Возле гостиницы, куда я переехал и где живу четвёртый день тихо, как пьяная мышка, есть лавка. Такие лавки филиппинцы называют store. Эта, впрочем, ещё похожа на store, но вот зарешёченный киоск из начала девяностых на store не тянет никак. Но они тоже называются store.
В лавке есть всё, что нужно ближе к ночи одинокому сердцу: полка с выпивкой, холодильник с пивом, газировка, соки, сигареты и зачем-то что-то ещё. Всё это свалено в кучу, и перемещаться по лавке можно только бочком, а если в ней больше двух покупателей, то уже никак не разминуться, если только один не ныряет под стеллаж с печеньками, а второй не перемахивает через ящик с чипсами.
В дальнем углу даже есть отдел с косметикой и лекарствами.
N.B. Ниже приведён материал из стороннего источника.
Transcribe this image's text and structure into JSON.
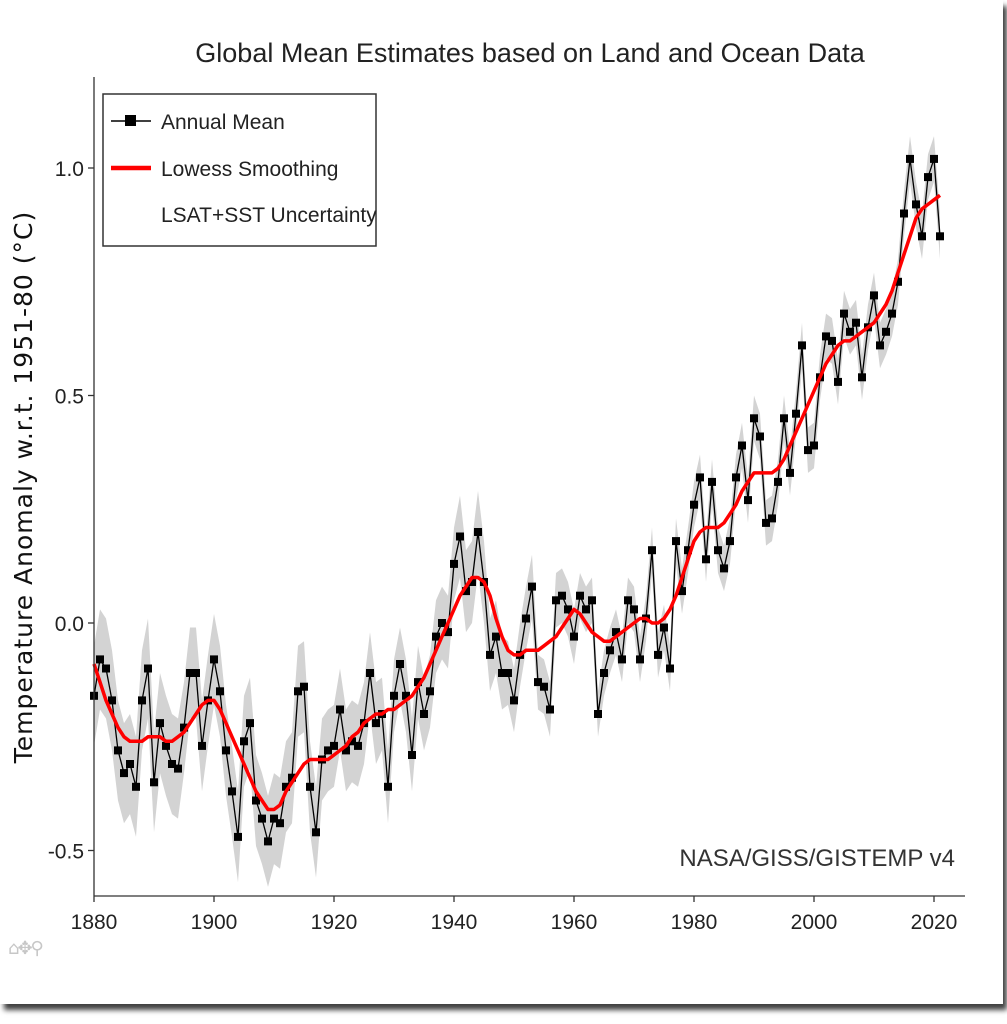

У него — своя продавщица, но касса всё равно общая.
При входе сидит старик и продаёт табак. На его грязных ногах вьетнамки, штаны были когда-то тёмно-синими, но за тридцать лет, что он их носит, они полиняли и выцвели. Что написано на майке цвета хаки — уже не разобрать.
Раньше тут был охранник, но потом все решили, что ему лучше быть подсобным рабочим. Охранник переоделся в шорты и лоснящуюся майку в виде филиппинского флага. Белый треугольник с солнцем приходится на грудной вырез. В лавке он только мешает, потому что и без него места нет.
Кассирша — тётка за пятьдесят. Она носит домашний халат, скучает за кассой и зевает во весь рот, когда пробивает чек. Она говорит «два восемь» вместо «двадцать восемь», упаковывает мой ром в двойной пакет и улыбается мне, как я только вхожу в лавку.
А ещё мне улыбается продавщица из отдела косметики. Каждый день она в чёрной короткой строгой юбке, белой блузке и в туфлях. Волосы собраны в пучок на затылке, глаза подведены, губы напомажены, щёки в пудре. И ярко-чёрная родинка у левой брови. Странно видеть эту поистине европейскую аккуратность в распиздяйской лавке на филиппинском островке.
Когда я вошёл в магазин первый раз, она спросила:
— Как вас зовут? — и тут же смутилась.
— Тони,— ответил я и не понял, то ли она заигрывает со мной, то ли просто приветлива. Меня никто вот так сходу не спрашивал имя.
Она симпатичная. Невысокая. Как сказал бы на этом месте какой-нибудь похабник, она может отсосать не нагибаясь. Но я так не скажу, потому что нагнуться ей всё-таки придётся. Она стройная, что у филиппинок встречается не так уж и часто: от ранних родов и дрянной еды — чипсы, консервы, газировка — они полнеют. Она красиво и нежно улыбается. Она похожа на куколку. Слишком аккуратная для филиппинки. И совсем не блядовитая. Её хочется ласкать, как ребёнка, и стыдно ебать.
Когда я сегодня поставил на прилавок перед кассой бутылку рома, кассирша зевнула и сказала, хихикнув:
— Ага! Опять!
— Опять,— ответил я.
Девочка нахмурилась.
— Вы опять пьёте? — с неудовольствием спросила она.
— А что ещё делать в такую погоду? — спросил я. Ну как и, главное, зачем ей объяснять, что я до этого читал на пляже Новый Завет?
Кассирша засмеялась:
— Ну да, вообще-то…
А девочке не было смешно.
— Вы один здесь? — спросила она.
— Да, один,— кивнул я.
— Совсем один?
— Здесь — совсем один,— уклончиво ответил я.
— Ммм! — протянула она, и я опять не понял, рада она этому или нет.
И я ушёл — без лишних вопросов, разговоров и флирта. Чтобы не подначивать никого из нас. Потому что я заебался быть здесь один. И девочка, может быть, тоже.